I think many a psychedelic journeyer has reached the moment of desiring to leap into authentic journey into the jungle or connect with indigenous practices, casting aside the nihilistic and/or purely hedonistic usage and entering a deeper mystery, meaning, and mythology of these sacred medicines. It is natural to start longing for something transpersonal, restorative, and spirited. Grauer, in sharing his experience, offers a lens into what this longing can offer and how it influenced him in his own work, his own dream, and his own hope for bridging the indigenous world with the modern practitioner. 

Psychedelic Consciousness calls the reader to the question what it actually means to be on an integrative, integral journey with our plant teachers. Grauer poses the question to us that he asked of himself: If I were to die, what song would I be playing? If the world were to end tomorrow, would I be happy with who I am?

Beyond the individual in relationship to journeying and practice, Grauer calls readers to lean into our relationship with the unseen, which takes both courage and maturity. Trauma and oppressive ideologies bring fragmentation to the psyche, and Grauer posits that it’s our plant allies that can aid us in restoration. Grauer’s pathways of explorations and guidance offer an opportunity to explore how we ourselves relate to our plant teachers and what our journeying is all about.

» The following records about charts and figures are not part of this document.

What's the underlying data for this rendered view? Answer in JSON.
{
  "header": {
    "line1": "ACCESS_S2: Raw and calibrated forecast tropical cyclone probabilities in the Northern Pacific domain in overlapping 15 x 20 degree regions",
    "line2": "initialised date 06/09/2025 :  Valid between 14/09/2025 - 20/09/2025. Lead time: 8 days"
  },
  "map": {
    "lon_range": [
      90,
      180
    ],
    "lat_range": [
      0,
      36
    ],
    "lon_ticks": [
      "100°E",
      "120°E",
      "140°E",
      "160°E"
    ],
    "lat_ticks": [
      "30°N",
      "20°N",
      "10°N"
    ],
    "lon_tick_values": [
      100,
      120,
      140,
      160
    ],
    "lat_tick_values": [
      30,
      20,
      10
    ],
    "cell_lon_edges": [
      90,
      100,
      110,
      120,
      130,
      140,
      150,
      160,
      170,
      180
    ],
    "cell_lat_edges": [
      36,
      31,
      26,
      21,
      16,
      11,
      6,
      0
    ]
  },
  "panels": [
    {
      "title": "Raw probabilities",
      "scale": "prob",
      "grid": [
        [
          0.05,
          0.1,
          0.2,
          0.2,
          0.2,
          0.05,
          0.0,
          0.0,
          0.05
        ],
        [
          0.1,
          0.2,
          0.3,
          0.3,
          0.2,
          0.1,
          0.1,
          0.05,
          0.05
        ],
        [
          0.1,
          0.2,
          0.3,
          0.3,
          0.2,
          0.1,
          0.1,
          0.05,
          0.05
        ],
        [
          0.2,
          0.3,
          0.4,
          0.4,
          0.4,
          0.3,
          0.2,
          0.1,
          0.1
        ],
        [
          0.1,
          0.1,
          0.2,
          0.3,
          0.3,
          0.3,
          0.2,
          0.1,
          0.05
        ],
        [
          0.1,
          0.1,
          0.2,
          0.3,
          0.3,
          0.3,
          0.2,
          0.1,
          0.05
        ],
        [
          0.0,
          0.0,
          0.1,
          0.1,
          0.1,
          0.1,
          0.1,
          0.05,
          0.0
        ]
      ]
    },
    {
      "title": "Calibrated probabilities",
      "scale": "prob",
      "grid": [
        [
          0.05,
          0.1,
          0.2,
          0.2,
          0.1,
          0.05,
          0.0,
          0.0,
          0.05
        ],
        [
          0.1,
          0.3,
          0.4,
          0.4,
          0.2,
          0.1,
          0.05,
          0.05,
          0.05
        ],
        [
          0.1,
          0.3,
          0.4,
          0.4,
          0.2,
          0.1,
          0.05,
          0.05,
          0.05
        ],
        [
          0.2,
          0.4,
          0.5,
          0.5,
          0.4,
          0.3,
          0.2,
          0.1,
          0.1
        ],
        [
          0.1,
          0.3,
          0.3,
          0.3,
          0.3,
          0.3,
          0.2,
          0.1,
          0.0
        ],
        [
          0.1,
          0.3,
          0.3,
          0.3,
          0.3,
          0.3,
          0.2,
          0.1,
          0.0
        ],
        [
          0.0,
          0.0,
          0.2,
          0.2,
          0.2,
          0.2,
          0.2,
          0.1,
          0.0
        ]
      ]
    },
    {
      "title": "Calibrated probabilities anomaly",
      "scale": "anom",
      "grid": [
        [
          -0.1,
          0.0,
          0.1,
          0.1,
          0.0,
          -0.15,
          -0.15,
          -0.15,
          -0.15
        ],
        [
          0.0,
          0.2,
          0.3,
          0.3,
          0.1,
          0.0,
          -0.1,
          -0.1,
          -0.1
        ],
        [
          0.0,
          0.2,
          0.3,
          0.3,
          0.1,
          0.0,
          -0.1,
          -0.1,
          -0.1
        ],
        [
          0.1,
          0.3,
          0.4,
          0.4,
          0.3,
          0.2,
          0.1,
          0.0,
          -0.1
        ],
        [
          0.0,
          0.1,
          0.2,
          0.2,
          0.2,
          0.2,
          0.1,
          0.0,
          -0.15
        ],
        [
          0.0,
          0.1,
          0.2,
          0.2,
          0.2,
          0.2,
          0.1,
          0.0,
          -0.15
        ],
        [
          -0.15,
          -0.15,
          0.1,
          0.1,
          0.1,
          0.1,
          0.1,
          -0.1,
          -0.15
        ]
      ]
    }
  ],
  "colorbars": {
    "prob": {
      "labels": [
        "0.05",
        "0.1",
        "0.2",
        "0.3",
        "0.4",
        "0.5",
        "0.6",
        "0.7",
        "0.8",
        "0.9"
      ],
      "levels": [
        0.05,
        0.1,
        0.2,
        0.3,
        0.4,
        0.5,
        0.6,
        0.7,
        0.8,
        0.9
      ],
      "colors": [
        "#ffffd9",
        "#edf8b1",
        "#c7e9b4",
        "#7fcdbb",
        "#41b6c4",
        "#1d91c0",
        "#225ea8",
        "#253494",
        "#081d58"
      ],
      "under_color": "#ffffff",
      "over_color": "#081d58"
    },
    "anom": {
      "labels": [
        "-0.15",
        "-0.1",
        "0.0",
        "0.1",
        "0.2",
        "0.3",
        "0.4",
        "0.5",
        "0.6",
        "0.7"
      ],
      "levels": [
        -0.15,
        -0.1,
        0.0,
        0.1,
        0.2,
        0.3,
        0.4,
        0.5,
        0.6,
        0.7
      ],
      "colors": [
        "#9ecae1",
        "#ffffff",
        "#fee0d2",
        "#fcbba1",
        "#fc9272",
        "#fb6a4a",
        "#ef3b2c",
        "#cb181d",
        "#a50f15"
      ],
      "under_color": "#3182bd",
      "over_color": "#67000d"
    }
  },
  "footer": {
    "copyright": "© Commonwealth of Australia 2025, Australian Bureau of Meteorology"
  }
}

The ending of the book is an invitation to connect with Grauer personally through his website — a testament to the book’s weaving qualities and the author’s desire to instigate and inspire an ongoing, evolving, experiential conversation. 

Overall, Psychedelic Consciousness is a wonderful resource for the tidal wave of people who are new to psychedelics and contemplating consciousness. It’s especially geared for Western minds who have had mystical experiences, or perhaps simply *an experience* with psychedelics and wondered what it was all about. I think it’s best for people experimenting or new to their journeys, though people who have been on a medicine path can also benefit from the questions it poses throughout to further refine their own practice and dream of what the possibilities and potentials are.